Reading can be a significant component for many jobs, and in training to prepare people for employment. Reviewing policies, going through training materials, consulting manuals and references – such activities are a routine part of lots of jobs across many sectors.
When an employer is considering a new hire who has a disability that prevents them from reading standard print, that employer might reasonably wonder whether such a candidate is right for the job. Millions of Americans have a print disability. A print disability can be sensory, physical, or neurological - anything that makes the task of reading difficult.
The mission of the Communication Center at State Services for the Blind (SSB) is to provide access to the printed word to Minnesotans with a print disability. “Our goal,” says Director Natasha Jerde, “is to connect folks to the material they need in the format that works for them.”
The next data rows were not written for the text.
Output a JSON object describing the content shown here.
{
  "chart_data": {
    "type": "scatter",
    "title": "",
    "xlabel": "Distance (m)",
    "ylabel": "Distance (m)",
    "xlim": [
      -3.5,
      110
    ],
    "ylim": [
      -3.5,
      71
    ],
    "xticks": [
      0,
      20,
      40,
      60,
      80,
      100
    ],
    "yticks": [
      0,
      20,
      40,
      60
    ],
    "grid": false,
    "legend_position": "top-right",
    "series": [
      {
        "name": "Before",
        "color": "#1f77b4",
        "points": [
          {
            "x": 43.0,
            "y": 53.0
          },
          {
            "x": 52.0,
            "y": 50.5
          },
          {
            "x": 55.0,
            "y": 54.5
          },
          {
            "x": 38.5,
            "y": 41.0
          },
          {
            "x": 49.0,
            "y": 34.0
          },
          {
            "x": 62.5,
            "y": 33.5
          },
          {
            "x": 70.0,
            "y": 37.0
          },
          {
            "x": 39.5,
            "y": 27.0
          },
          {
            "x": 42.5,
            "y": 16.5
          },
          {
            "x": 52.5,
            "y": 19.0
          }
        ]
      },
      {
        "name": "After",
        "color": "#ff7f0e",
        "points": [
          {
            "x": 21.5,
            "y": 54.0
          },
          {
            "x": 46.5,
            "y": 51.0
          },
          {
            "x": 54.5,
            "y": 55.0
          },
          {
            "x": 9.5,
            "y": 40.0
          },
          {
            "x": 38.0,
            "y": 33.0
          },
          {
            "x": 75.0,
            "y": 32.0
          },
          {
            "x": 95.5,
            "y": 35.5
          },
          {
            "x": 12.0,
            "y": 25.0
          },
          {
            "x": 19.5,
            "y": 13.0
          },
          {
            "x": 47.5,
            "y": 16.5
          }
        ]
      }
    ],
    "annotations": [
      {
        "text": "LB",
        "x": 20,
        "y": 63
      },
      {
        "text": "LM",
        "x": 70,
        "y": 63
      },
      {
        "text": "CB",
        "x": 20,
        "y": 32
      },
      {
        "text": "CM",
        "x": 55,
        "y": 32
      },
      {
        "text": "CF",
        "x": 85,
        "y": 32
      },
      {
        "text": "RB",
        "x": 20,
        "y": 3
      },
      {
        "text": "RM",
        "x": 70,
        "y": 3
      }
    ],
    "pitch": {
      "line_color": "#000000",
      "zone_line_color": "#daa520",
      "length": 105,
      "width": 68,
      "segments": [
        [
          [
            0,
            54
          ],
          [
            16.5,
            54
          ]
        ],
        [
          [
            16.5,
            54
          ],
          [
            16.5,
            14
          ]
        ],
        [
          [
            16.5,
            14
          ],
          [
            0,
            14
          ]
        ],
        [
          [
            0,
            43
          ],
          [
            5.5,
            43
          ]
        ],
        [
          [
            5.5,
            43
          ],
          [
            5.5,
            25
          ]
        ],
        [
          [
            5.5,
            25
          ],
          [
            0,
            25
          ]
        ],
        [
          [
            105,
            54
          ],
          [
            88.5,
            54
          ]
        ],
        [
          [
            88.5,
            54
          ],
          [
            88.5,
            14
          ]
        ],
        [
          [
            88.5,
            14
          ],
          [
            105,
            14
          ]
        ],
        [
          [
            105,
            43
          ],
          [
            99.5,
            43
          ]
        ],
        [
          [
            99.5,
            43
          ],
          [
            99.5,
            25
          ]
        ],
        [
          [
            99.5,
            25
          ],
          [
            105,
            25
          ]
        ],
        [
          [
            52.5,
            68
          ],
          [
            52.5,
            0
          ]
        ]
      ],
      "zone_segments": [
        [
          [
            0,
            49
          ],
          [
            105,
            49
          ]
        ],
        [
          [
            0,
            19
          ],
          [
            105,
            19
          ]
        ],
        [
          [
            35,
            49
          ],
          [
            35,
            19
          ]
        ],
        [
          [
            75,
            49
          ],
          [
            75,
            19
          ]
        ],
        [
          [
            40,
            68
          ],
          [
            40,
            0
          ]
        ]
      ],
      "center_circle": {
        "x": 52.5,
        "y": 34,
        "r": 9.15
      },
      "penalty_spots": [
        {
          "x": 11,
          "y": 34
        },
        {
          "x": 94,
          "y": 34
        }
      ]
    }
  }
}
The staff and volunteers at the Communication Center transcribe materials into audio, braille, and e-text formats. Typical customers might include a senior looking for an audio recording of an older novel for a book club, a worker needing materials for their job, or a student needing books for their classes. While many books and news articles are available as audio files now, many other print materials are not.
Judy is in the Master of Social Work program at St. Scholastica College. As a person with low vision, Judy employs several strategies to read. “I use a combination of reading visually and listening,” she says.
Earlier this year, Judy contacted the Communication Center with a book recording request. For her course work she needed the most up-to-date edition of the Diagnostic Statistical Manual of Mental Disorders, the DSM-5 Text Revised (TR).
“I almost didn’t make the request,” Judy recalls, “It was such a big project, I remember saying, ‘I can’t expect you to do this.’”
“When I got that email saying they were recording the book for me, I read that email through tears,” Judy remembers.
A team of 15 SSB volunteers got to work recording the nearly 1,000 page book. Each of the volunteers had passed a rigorous selection process, and were assigned to the project because they could competently read medical and technical material.
Judy commented on the importance for her of having materials in human-voiced narration rather than through synthetic speech. “I am not able to follow electronically generated speech,” she said, “I just can’t process material that way…When a person records the material, then there is nuance, abbreviations aren’t garbled, and the technical language is clear.”
The accessible audio version of the DSM-5 TR produced by the Communication Center includes digital markers that make it possible to quickly navigate by page, section, or chapter. This is critical in a reference text and makes the 87-hour recording usable in much the same way as the printed format – as a resource to go back to again and again for specific information.
The DSM-5 TR is a reference volume that is extensively relied on by professionals in a variety of fields.
“Very quickly we received requests from other customers for a copy of this book ,” says Jeff Behl, who manages Audio Services at SSB. “.We’re very pleased that it will also be available through the National Library Service. It’s good to know that the work of our volunteers has made this important reference work available to consumers across the country who need it for work and school.”
Judy is one of the many customers of SSB whose skills and talents are not only strengthening our economy, but building better communities. Before returning to school for her master’s, Judy hosted a successful wellness podcast and facilitated support groups in a domestic violence intervention program.
For Judy, like many others, having access to the books she needs in a format that works for her is critical to both her personal and professional success. SSB is proud to serve Minnesotans with print disabilities as they pursue their goals. National Disability Employment Awareness Month provides an opportunity to reflect on the importance of access to written information in formats that work for everyone.